$2bn PSM expansion plan approved

Published February 2, 2003

ISLAMABAD, Feb 1: The government has approved a major $2 billion expansion programme for the Pakistan Steel Mills to utilise its full production capacity.

Official sources told Dawn that the expansion of the mills would be carried out under a new balancing, modernization, replacement and expansion (BMRE) programme. Under the programme, manpower of the mills would also be doubled.

The sources said that President Gen Pervez Musharraf was given a detailed briefing on Friday by Prime Minister’s Adviser on Finance and senior officials of the Ministry of Industries and Production about the expansion plan of the mills.

The president, who was leaving for Moscow on Sunday on a five-day visit to Russia, sources said, approved the expansion plan to enhance the mill’s production capacity from 1.5 million tons to three million tons.

Similarly, the existing manpower of 13,000 people will also be increased to roughly 26,000 by achieving 100 per cent production capacity of the mills.

The sources said during the president’s visit a Memorandum of Understanding (MoU) would be signed for the expansion of the mills. Efforts would also be made to get $95 million Russian soft loan for undertaking the expansion programme.

The government, the sources said, intended to seek the expansion programme of mills on barter basis to avoid spending precious foreign exchange on the project.

“Although we are in a position to spend considerable funds on mills’ expansion, efforts would be made to finalize the deal on a barter basis,” said a source privy to the meeting presided over by the President Gen Pervez Musharraf on Friday.

He said that some of the abandoned Russian machinery and other unutilised equipment would be sought on concessional price for expanding the existing production capacity of the mills.

Pakistan Steel Mills started operating in 1975 at a cost of Rs25 billion against its original cost of Rs15 billion.

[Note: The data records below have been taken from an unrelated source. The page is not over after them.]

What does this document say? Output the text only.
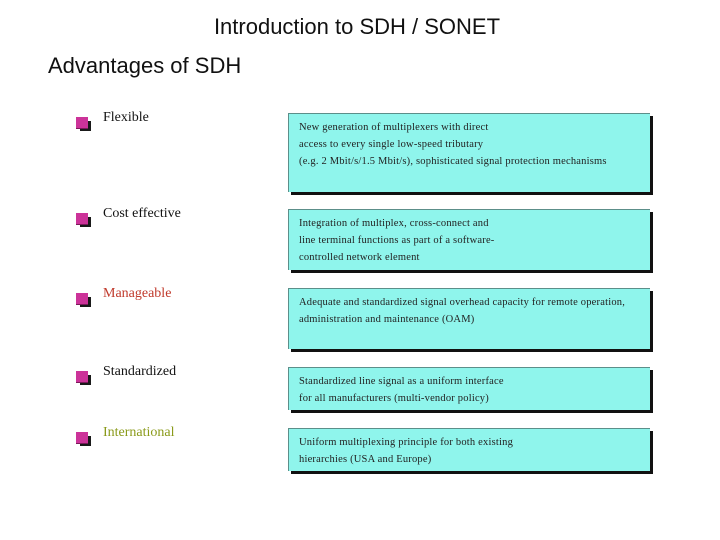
Introduction to SDH / SONET
Advantages of SDH
Flexible
New generation of multiplexers with direct
access to every single low-speed tributary
(e.g. 2 Mbit/s/1.5 Mbit/s), sophisticated signal protection mechanisms
Cost effective
Integration of multiplex, cross-connect and
line terminal functions as part of a software-
controlled network element
Manageable
Adequate and standardized signal overhead capacity for remote operation,
administration and maintenance (OAM)
Standardized
Standardized line signal as a uniform interface
for all manufacturers (multi-vendor policy)
International
Uniform multiplexing principle for both existing
hierarchies (USA and Europe)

It started producing pig iron in 1981.

However, the mills still has Rs16 billion liability of commercial banks, although the present management had repaid Rs14.5 billion to the banks.

The sources said that the president had been informed that both the PPP and PML-N governments were responsible for bringing colossal financial losses to the mills.

“When Nawaz Sharif was in power Special Statutory Regulatory Orders (SROs) were introduced to allow import of cheap iron while during Ms Benazir Bhutto’s government suppliers and dealers were allowed to get iron and other materials from the mills on reduced rates,” a source said.

The sources said that the president was also informed that losses worth Rs12 billion had not been reflected in the books of the mills and that the National Accountability Bureau (NAB) did not do anything to recover the money from those who were involved in corruption.

The annual consumption of steel and iron in the country is six million tons. Pakistan Steel Mills is currently producing 1.5 million tons and about one million tons iron and steel is being produced at Gadani, by ship breakers while the rest is imported by paying precious foreign exchange.